可憐な外見とは裏腹に、青年は氷のような態度を崩さない。
青年は、ランバートとイヴァンを視線で指しながら言葉を続けた。
「いくらエーテルとはいえ、この人たちの手元がいつ狂うか分からないんだから、騒ぎが起こったらじっとしてて。巻き込まれて死にたくなかったらね。」
青年の言葉に、辺りは再び静まり返った。
一喝し終えた青年は、ふいっ、と顔をそむけ、そのままランバートとともに男性を連れてその場を後にする。

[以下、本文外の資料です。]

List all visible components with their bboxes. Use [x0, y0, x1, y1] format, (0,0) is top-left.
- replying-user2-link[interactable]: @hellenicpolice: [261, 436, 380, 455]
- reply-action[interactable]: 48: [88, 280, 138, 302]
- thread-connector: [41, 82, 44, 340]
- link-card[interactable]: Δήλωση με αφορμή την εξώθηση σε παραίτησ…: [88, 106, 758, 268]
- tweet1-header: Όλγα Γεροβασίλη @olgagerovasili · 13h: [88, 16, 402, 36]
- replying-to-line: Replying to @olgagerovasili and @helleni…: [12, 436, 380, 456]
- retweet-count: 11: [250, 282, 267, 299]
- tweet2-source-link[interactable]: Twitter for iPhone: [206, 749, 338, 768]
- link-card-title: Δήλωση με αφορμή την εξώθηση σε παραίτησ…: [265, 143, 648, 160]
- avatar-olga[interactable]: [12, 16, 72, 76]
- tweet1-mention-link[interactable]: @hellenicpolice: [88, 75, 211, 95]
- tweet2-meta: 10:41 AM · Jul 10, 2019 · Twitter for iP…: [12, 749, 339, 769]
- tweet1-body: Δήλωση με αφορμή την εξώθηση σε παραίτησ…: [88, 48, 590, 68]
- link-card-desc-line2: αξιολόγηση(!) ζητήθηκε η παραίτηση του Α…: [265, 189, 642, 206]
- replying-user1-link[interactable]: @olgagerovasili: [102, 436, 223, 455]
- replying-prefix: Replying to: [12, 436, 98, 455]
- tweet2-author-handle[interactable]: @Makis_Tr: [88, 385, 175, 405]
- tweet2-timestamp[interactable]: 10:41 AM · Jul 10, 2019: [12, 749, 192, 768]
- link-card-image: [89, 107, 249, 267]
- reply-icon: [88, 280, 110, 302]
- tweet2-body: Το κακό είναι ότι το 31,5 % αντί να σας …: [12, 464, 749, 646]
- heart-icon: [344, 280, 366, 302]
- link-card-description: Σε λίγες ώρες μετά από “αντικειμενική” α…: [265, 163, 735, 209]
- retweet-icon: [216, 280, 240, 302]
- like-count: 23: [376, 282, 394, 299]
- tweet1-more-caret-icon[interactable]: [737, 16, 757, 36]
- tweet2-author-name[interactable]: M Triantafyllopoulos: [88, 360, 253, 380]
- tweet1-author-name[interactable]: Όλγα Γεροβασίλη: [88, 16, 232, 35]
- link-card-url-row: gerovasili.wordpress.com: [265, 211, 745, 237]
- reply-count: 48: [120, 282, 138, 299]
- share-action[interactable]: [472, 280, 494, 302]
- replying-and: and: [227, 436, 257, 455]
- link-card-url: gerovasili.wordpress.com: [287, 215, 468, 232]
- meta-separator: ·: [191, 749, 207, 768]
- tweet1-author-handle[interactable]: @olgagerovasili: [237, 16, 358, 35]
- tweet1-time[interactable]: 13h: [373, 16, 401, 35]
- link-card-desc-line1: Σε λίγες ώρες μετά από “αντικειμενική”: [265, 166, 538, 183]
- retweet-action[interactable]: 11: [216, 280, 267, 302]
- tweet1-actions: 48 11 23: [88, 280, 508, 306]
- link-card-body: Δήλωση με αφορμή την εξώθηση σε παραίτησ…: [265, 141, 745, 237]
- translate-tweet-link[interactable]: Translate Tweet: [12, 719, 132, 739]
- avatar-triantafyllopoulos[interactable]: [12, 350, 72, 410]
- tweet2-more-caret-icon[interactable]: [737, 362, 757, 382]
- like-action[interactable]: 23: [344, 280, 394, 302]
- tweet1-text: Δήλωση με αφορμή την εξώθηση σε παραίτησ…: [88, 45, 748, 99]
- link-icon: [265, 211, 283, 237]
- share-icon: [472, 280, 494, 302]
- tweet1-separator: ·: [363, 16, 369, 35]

私は、遠ざかっていく白衣を目で追いながらふと考えた。
(あの人はお医者さん…?ランバートとイヴァンさんの知り合いみたいだったけど…)
その時、四方にばらけていく町の人々の話し声が耳に届いた。
「さすがエーテルの団員なだけあって、迫力が違うよな、あの医者さんは。実力もあって、国中探しても右に出るものはいないと聞くぜ?」
「確か、史上最年少で医師の資格を取った天才だろ?見た目は“白衣の天使”とか言われてるけど…孤高で近寄りがたいよな。」
(エーテルの団員…?)
ぱっ、と隣を見上げると、イヴァンさんは私の言いたいことを察したように頷いた。
「あいつは噂通り、エーテルの団員の1人なんだ。まぁ、性格に少々問題はあるが悪い奴じゃない。とりあえず、俺たちも診療所に向かおう。」
「う、うん…!」
威勢良く返事をするが、心の中では小さな不安が渦巻く。
(なんだか怖そうな人だったけど…ちゃんと話せるかな…?)
白衣の彼の姿を思い浮かべると、ぴりり、と体に緊張がはしる。
私は、小さく呼吸をしてランバート達の後を追ったのだった。